In addition to sluggish G3 growth, emerging market (EM) economic activity has been hampered by tight liquidity conditions. These became especially tight after the volatility spike that followed the 11 August CNY move and the Fed's decision to delay liftoff on 17 September. By contrast, trackers show that, although liquidity tightened somewhat in recent months, conditions remain generally loose in G3. Furthermore, liquidity conditions may become even looser there. The ECB's pre-announcement of extended and expanded quantitative easing will enhance liquidity in Europe.

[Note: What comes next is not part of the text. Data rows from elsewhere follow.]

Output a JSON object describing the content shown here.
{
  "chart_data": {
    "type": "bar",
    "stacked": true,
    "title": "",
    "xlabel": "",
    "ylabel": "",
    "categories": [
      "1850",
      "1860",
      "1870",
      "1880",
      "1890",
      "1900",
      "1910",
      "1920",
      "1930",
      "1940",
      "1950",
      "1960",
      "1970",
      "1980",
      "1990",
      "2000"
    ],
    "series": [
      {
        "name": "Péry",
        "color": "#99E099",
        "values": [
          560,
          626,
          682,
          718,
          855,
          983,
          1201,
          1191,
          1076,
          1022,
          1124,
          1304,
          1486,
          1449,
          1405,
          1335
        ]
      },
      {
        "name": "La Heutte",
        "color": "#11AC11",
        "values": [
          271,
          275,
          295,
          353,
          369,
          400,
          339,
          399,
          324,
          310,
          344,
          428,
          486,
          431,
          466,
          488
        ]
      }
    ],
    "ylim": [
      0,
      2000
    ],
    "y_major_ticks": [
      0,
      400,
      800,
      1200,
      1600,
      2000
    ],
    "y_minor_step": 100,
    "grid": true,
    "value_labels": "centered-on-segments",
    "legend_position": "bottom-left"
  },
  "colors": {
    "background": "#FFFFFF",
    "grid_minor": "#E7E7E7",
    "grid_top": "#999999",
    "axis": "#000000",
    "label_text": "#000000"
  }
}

"We see a little more than 50% chance in Japan that the Bank of Japan will stay on hold on 30 October, but the odds of additional easing in 1H16 are higher than 50%. The US remains an exception, as we still expect liftoff in December. However, we see a very gradual hiking path, with inflation picking up very slowly", says BofA Merrill Lynch.
Such divergence between EM and G3 liquidity conditions is not new, but was exacerbated by the oil price bust of mid-2014. Economists have argued before that such divergence will support further easing by EM central banks. The likely easing of EM liquidity also supports the view of a gradual recovery of EM economic activity, consolidating in 2H16. Indeed, EM liquidity is correlated with GEM-10 growth.
In addition, statistical tests indicate that, conditional on EM growth, improved EM liquidity leads to higher EM growth. The favorable impact is particularly strong during the first year. According to this exercise, if liquidity conditions returned to the post-2010 average, GEM-10 GDP growth would pick-up by 0.5ppt after four quarters.